Fleming capped her contribution to the concert with “Mein Elemer!” an aria where Arabella considers her various suitors before taking off for a Viennese ball at the end of the opera’s first act. Fleming has sung the role many times and, as with the Lieder, has mastered the art of merging attention to nuance with the sweeping musical gesture.

Here is a singer who knows exactly what she is doing and how she is going to do it — and then makes it look as effortless as sharing a coffee with her best friend.

The same holds true for Thielemann (minus the best-friend demeanor).

His deft handling of the thick and complex score to Strauss’s 1915 Alpine Symphony is a wonder. Rather than write separate movements, the composer wove together 22 episodes in his final extended tone poem depicting 24 hours in a hike up and down an Alpine hillside.

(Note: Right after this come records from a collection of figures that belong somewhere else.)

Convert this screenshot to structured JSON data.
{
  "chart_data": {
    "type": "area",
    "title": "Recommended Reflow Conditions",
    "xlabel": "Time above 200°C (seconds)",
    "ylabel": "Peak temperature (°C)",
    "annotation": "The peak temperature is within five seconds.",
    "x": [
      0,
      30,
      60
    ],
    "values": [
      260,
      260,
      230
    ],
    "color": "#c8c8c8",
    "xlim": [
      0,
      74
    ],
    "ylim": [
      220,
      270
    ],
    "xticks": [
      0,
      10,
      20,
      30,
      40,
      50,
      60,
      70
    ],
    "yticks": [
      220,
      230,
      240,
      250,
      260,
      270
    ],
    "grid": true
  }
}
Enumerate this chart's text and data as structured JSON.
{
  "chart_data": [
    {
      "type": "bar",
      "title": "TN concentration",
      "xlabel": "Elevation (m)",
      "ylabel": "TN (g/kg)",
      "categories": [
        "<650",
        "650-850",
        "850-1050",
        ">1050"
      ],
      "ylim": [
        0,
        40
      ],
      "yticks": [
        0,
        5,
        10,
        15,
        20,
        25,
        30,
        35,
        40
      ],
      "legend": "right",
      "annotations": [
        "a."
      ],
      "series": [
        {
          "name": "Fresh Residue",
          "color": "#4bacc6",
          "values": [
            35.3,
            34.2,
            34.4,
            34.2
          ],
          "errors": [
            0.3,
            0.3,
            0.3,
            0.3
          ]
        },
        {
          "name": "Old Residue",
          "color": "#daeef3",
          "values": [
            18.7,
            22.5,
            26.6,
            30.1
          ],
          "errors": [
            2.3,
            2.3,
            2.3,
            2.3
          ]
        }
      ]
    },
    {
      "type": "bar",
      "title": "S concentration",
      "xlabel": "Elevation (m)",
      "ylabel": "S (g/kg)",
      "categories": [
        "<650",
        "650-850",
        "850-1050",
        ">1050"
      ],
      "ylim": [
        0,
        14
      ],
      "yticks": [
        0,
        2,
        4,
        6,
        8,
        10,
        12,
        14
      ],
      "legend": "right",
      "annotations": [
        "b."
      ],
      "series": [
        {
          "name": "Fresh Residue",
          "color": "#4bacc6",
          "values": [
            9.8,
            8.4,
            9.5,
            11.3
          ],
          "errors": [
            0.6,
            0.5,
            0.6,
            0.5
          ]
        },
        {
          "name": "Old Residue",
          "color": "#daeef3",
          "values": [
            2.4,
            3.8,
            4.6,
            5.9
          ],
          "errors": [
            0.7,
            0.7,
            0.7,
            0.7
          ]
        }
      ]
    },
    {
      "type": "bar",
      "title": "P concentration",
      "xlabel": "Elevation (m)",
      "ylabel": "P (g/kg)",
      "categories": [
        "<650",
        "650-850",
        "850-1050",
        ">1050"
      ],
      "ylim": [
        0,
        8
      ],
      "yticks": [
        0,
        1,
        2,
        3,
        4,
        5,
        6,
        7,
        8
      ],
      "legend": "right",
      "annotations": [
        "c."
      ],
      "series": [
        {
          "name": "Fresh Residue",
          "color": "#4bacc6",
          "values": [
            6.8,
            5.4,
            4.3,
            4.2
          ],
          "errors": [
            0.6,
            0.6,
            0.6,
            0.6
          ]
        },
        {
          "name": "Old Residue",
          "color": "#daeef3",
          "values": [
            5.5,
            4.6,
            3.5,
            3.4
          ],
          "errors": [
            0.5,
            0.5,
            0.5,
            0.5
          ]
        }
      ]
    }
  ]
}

A conductor can dip their baton like a ladle into this thick orchestral stew at any given moment and come up with a different combination of vegetables and piece of meat. But Thielemann is steadfastly particular, carefully emphasizing the recurrence of motifs and modulating the dynamics of 125 instrumentalists with an iron will emanating from his eyes.

Thielemann allows himself the slightest hint of a smile after the final chord dies away, very discreetly letting his orchestra know that they did a beautiful job.

Unfortunately, as with so many classical DVDs, there isn’t an extra in sight; it’s just the 90-minute concert. The booklet’s notes do not provide texts or translations to the songs, either.